Cno: in questo caso possiamo essere più ottimisti: anche in questo caso molto si può ottenere con interventi mirati e coordinati di educazione e valorizzazione commerciale. La produzione di “olio da olive” è irrisoria se continua ad allargarsi la “platea dei consumatori” e non sembra un obiettivo impossibile. Per tornare alla Cina, ma in tutto il mondo, anche nel Settentrione d’Italia, si consumano alimenti che si avvantaggerebbero indubbiamente di un utilizzo dell’”olio da olive”, senza parlare del valore salutistico, in rapporto ai grassi animali o a quelli vegetali esterificati (margarine): i consumatori sanno le differenze ? Conoscono i processi produttivi ? Comprerebbero gli stessi prodott?

Aifo: Una contrazione della domanda è senz’altro dovuta all’effetto della crisi di questi ultimi anni ma anche al “silenzio” dei produttori che non sono mai stati capaci di imporsi in maniera unitaria, perdendo occasioni di lancio dei propri prodotti anche in Paesi, come la Germania, dove il trend è senz’altro positivo. 

Anche se, nonostante la crisi, sarebbe sufficiente far riflettere il consumatore sul fatto che una bottiglia dura nel tempo ed ha un costo giornaliero minimo: 1 litro di olio extra vergine di oliva di ottima qualità anche se avesse un costo di 15,00 euro si tradurrebbe in una spesa di euro 0,15 al giorno (consumo indicativo di 10 gr. giornalieri)!! Un costo ridicolo se pensiamo a quanto spendiamo per un caffè al bar … e se riflettiamo a quanto può far bene alla nostra salute, oltre a darci il piacere di mangiare un alimento sano, gustoso e di pronto consumo!!

Certo, la situazione economica ha impoverito il settore ma credo che, in realtà, negli anni abbiamo assistito ad un impoverimento di proposte concrete a vantaggio del comparto.
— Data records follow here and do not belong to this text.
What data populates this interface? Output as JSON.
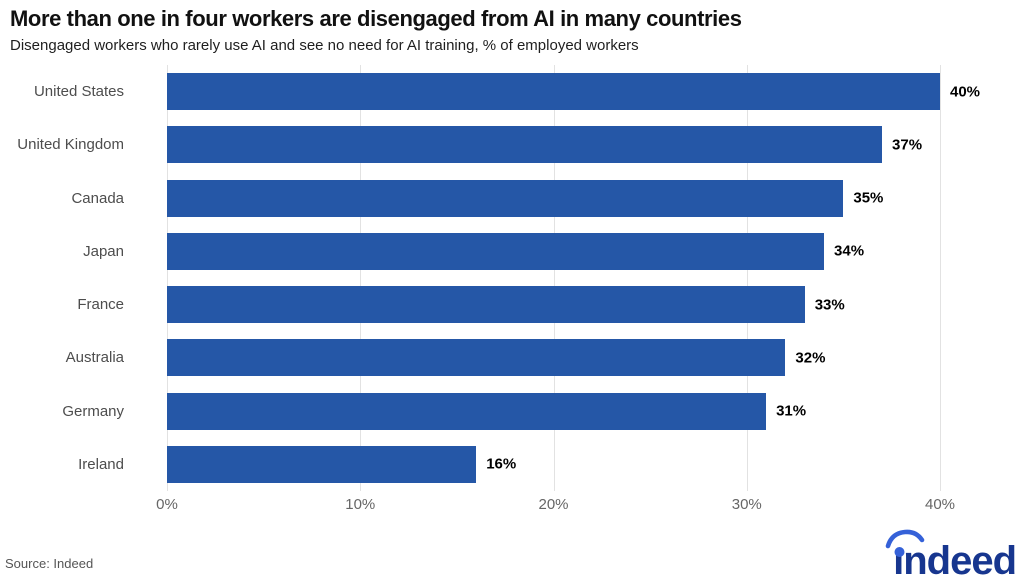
{
  "header": {
    "title": "More than one in four workers are disengaged from AI in many countries",
    "subtitle": "Disengaged workers who rarely use AI and see no need for AI training, % of employed workers"
  },
  "footer": {
    "source": "Source: Indeed",
    "logo_text": "indeed"
  },
  "colors": {
    "bar": "#2557a7",
    "gridline": "#e2e2e2",
    "title": "#111111",
    "subtitle": "#1f1f1f",
    "category_label": "#4d4d4d",
    "axis_label": "#666666",
    "value_label": "#000000",
    "source": "#555555",
    "logo_dark": "#17368f",
    "logo_accent": "#3561d8"
  },
  "chart_data": {
    "type": "bar",
    "orientation": "horizontal",
    "title": "More than one in four workers are disengaged from AI in many countries",
    "subtitle": "Disengaged workers who rarely use AI and see no need for AI training, % of employed workers",
    "categories": [
      "United States",
      "United Kingdom",
      "Canada",
      "Japan",
      "France",
      "Australia",
      "Germany",
      "Ireland"
    ],
    "values": [
      40,
      37,
      35,
      34,
      33,
      32,
      31,
      16
    ],
    "value_labels": [
      "40%",
      "37%",
      "35%",
      "34%",
      "33%",
      "32%",
      "31%",
      "16%"
    ],
    "x_ticks": [
      "0%",
      "10%",
      "20%",
      "30%",
      "40%"
    ],
    "x_tick_values": [
      0,
      10,
      20,
      30,
      40
    ],
    "xlim": [
      0,
      40
    ],
    "grid": "vertical",
    "legend": "none",
    "bar_label_position": "outside-end"
  }
}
Inoltre, sono in corso interventi lesivi di alcuni Paesi, vedi l’Inghilterra, che per evidenti ed ingiustificate ragioni di opportunità sta tentando di cambiare la nuova impostazione che l’Europa ha scelto di introdurre seriamente nel settore HORECA.
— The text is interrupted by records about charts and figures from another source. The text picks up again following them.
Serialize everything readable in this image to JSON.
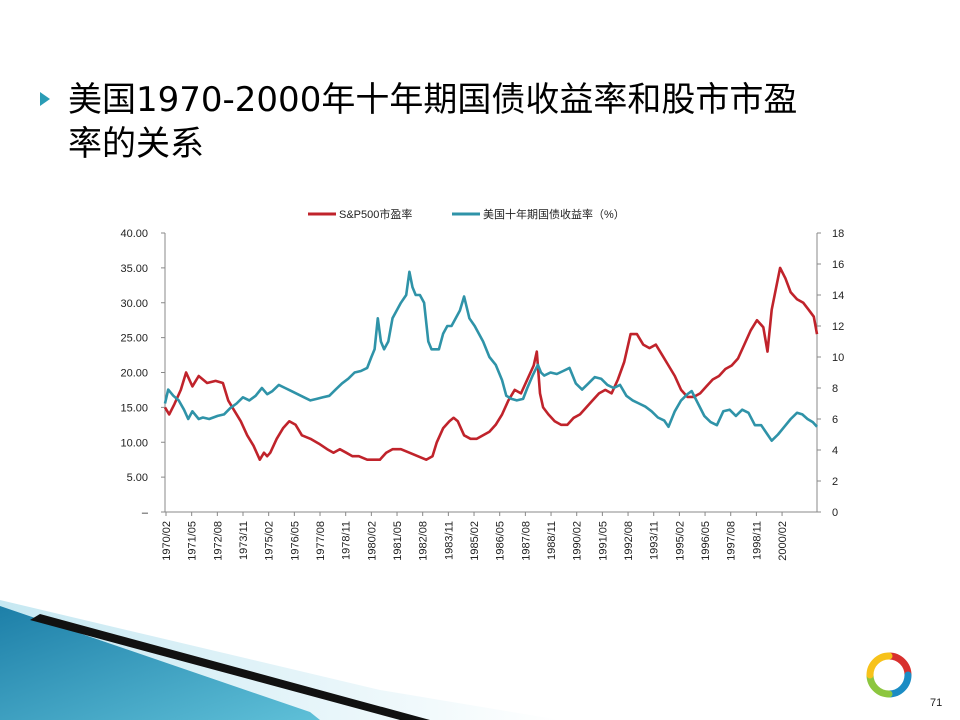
{
  "slide": {
    "title_line1": "美国1970-2000年十年期国债收益率和股市市盈",
    "title_line2": "率的关系",
    "page_number": "71",
    "accent_color": "#2a9cb5"
  },
  "chart_data": {
    "type": "line",
    "title": "",
    "legend_position": "top",
    "xlabel": "",
    "ylabel_left": "",
    "ylabel_right": "",
    "x_tick_labels": [
      "1970/02",
      "1971/05",
      "1972/08",
      "1973/11",
      "1975/02",
      "1976/05",
      "1977/08",
      "1978/11",
      "1980/02",
      "1981/05",
      "1982/08",
      "1983/11",
      "1985/02",
      "1986/05",
      "1987/08",
      "1988/11",
      "1990/02",
      "1991/05",
      "1992/08",
      "1993/11",
      "1995/02",
      "1996/05",
      "1997/08",
      "1998/11",
      "2000/02"
    ],
    "x_range": [
      1970.0,
      2000.95
    ],
    "y_left": {
      "range": [
        0,
        40
      ],
      "tick_labels": [
        "–",
        "5.00",
        "10.00",
        "15.00",
        "20.00",
        "25.00",
        "30.00",
        "35.00",
        "40.00"
      ]
    },
    "y_right": {
      "range": [
        0,
        18
      ],
      "tick_labels": [
        "0",
        "2",
        "4",
        "6",
        "8",
        "10",
        "12",
        "14",
        "16",
        "18"
      ]
    },
    "grid": false,
    "series": [
      {
        "name": "S&P500市盈率",
        "axis": "left",
        "color": "#c0232b",
        "x": [
          1970.0,
          1970.2,
          1970.45,
          1970.75,
          1971.0,
          1971.3,
          1971.6,
          1972.0,
          1972.4,
          1972.75,
          1973.0,
          1973.3,
          1973.6,
          1973.9,
          1974.2,
          1974.5,
          1974.7,
          1974.85,
          1975.0,
          1975.3,
          1975.6,
          1975.9,
          1976.2,
          1976.5,
          1976.9,
          1977.3,
          1977.7,
          1978.0,
          1978.3,
          1978.6,
          1978.9,
          1979.2,
          1979.6,
          1980.0,
          1980.2,
          1980.5,
          1980.8,
          1981.2,
          1981.6,
          1982.0,
          1982.4,
          1982.7,
          1982.9,
          1983.2,
          1983.5,
          1983.7,
          1983.9,
          1984.2,
          1984.5,
          1984.8,
          1985.1,
          1985.4,
          1985.7,
          1986.0,
          1986.3,
          1986.6,
          1986.9,
          1987.2,
          1987.5,
          1987.65,
          1987.8,
          1987.95,
          1988.2,
          1988.5,
          1988.8,
          1989.1,
          1989.4,
          1989.7,
          1990.0,
          1990.3,
          1990.6,
          1990.9,
          1991.2,
          1991.5,
          1991.8,
          1992.1,
          1992.4,
          1992.7,
          1993.0,
          1993.3,
          1993.6,
          1993.9,
          1994.2,
          1994.5,
          1994.8,
          1995.1,
          1995.4,
          1995.7,
          1996.0,
          1996.3,
          1996.6,
          1996.9,
          1997.2,
          1997.5,
          1997.8,
          1998.1,
          1998.4,
          1998.6,
          1998.8,
          1999.0,
          1999.2,
          1999.45,
          1999.7,
          2000.0,
          2000.3,
          2000.55,
          2000.8,
          2000.95
        ],
        "values": [
          15.0,
          14.0,
          15.5,
          17.5,
          20.0,
          18.0,
          19.5,
          18.5,
          18.8,
          18.5,
          16.0,
          14.5,
          13.0,
          11.0,
          9.5,
          7.5,
          8.5,
          8.0,
          8.5,
          10.5,
          12.0,
          13.0,
          12.5,
          11.0,
          10.5,
          9.8,
          9.0,
          8.5,
          9.0,
          8.5,
          8.0,
          8.0,
          7.5,
          7.5,
          7.5,
          8.5,
          9.0,
          9.0,
          8.5,
          8.0,
          7.5,
          8.0,
          10.0,
          12.0,
          13.0,
          13.5,
          13.0,
          11.0,
          10.5,
          10.5,
          11.0,
          11.5,
          12.5,
          14.0,
          16.0,
          17.5,
          17.0,
          19.0,
          21.0,
          23.0,
          17.0,
          15.0,
          14.0,
          13.0,
          12.5,
          12.5,
          13.5,
          14.0,
          15.0,
          16.0,
          17.0,
          17.5,
          17.0,
          19.0,
          21.5,
          25.5,
          25.5,
          24.0,
          23.5,
          24.0,
          22.5,
          21.0,
          19.5,
          17.5,
          16.5,
          16.5,
          17.0,
          18.0,
          19.0,
          19.5,
          20.5,
          21.0,
          22.0,
          24.0,
          26.0,
          27.5,
          26.5,
          23.0,
          29.0,
          32.0,
          35.0,
          33.5,
          31.5,
          30.5,
          30.0,
          29.0,
          28.0,
          25.5
        ]
      },
      {
        "name": "美国十年期国债收益率（%）",
        "axis": "right",
        "color": "#2f93a8",
        "x": [
          1970.0,
          1970.15,
          1970.4,
          1970.65,
          1970.9,
          1971.1,
          1971.3,
          1971.6,
          1971.8,
          1972.1,
          1972.5,
          1972.8,
          1973.1,
          1973.4,
          1973.7,
          1974.0,
          1974.3,
          1974.6,
          1974.85,
          1975.1,
          1975.4,
          1975.7,
          1976.0,
          1976.3,
          1976.6,
          1976.9,
          1977.2,
          1977.5,
          1977.8,
          1978.1,
          1978.4,
          1978.7,
          1979.0,
          1979.3,
          1979.6,
          1979.8,
          1979.95,
          1980.1,
          1980.25,
          1980.4,
          1980.6,
          1980.8,
          1981.0,
          1981.2,
          1981.45,
          1981.6,
          1981.75,
          1981.9,
          1982.1,
          1982.3,
          1982.5,
          1982.65,
          1982.8,
          1983.0,
          1983.2,
          1983.4,
          1983.6,
          1983.8,
          1984.0,
          1984.2,
          1984.45,
          1984.7,
          1984.9,
          1985.1,
          1985.4,
          1985.7,
          1986.0,
          1986.2,
          1986.45,
          1986.7,
          1987.0,
          1987.2,
          1987.45,
          1987.7,
          1987.85,
          1988.0,
          1988.3,
          1988.6,
          1988.9,
          1989.2,
          1989.5,
          1989.8,
          1990.1,
          1990.4,
          1990.7,
          1991.0,
          1991.3,
          1991.6,
          1991.9,
          1992.2,
          1992.5,
          1992.8,
          1993.1,
          1993.4,
          1993.7,
          1993.9,
          1994.2,
          1994.5,
          1994.8,
          1995.0,
          1995.3,
          1995.6,
          1995.9,
          1996.2,
          1996.5,
          1996.8,
          1997.1,
          1997.4,
          1997.7,
          1998.0,
          1998.3,
          1998.6,
          1998.8,
          1999.1,
          1999.4,
          1999.7,
          2000.0,
          2000.25,
          2000.5,
          2000.75,
          2000.95
        ],
        "values": [
          7.0,
          7.9,
          7.5,
          7.2,
          6.6,
          6.0,
          6.5,
          6.0,
          6.1,
          6.0,
          6.2,
          6.3,
          6.7,
          7.0,
          7.4,
          7.2,
          7.5,
          8.0,
          7.6,
          7.8,
          8.2,
          8.0,
          7.8,
          7.6,
          7.4,
          7.2,
          7.3,
          7.4,
          7.5,
          7.9,
          8.3,
          8.6,
          9.0,
          9.1,
          9.3,
          10.0,
          10.5,
          12.5,
          11.0,
          10.5,
          11.0,
          12.5,
          13.0,
          13.5,
          14.0,
          15.5,
          14.5,
          14.0,
          14.0,
          13.5,
          11.0,
          10.5,
          10.5,
          10.5,
          11.5,
          12.0,
          12.0,
          12.5,
          13.0,
          13.9,
          12.5,
          12.0,
          11.5,
          11.0,
          10.0,
          9.5,
          8.5,
          7.5,
          7.3,
          7.2,
          7.3,
          8.0,
          8.8,
          9.5,
          9.0,
          8.8,
          9.0,
          8.9,
          9.1,
          9.3,
          8.3,
          7.9,
          8.3,
          8.7,
          8.6,
          8.2,
          8.0,
          8.2,
          7.5,
          7.2,
          7.0,
          6.8,
          6.5,
          6.1,
          5.9,
          5.5,
          6.5,
          7.2,
          7.6,
          7.8,
          7.0,
          6.2,
          5.8,
          5.6,
          6.5,
          6.6,
          6.2,
          6.6,
          6.4,
          5.6,
          5.6,
          5.0,
          4.6,
          5.0,
          5.5,
          6.0,
          6.4,
          6.3,
          6.0,
          5.8,
          5.5
        ]
      }
    ]
  }
}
Occorrerebbe recuperare le forze e la voglia di fare impresa in maniera seria e professionale per poter lanciare le nostre imprese in Paesi ancora “innamorati e affezionati” al prodotto italiano, migliorando la comunicazione e l’immagine delle aziende e dei prodotti, informandosi accuratamente sul target finale e sulle abitudini dei consumatori dell’Est possibili acquirenti di prodotti a prezzi medio/alti. Non è possibile pensare che il cinese medio, che per abitudine non viaggia nel nostro Paese o in Europa, consumi da un giorno ad un altro olio extravergine di oliva non essendo un alimento presente nel loro paniere dei consumi. E’ un lavoro che richiederà impegno e costanza, azioni di promozione da parte di tutti gli europei al fine di scoprire, in punta dei piedi ma in maniera decisa, Paesi dalle grandi potenzialità capaci di modificare sensibilmente il trend globale dei consumi data la densità della popolazione presente.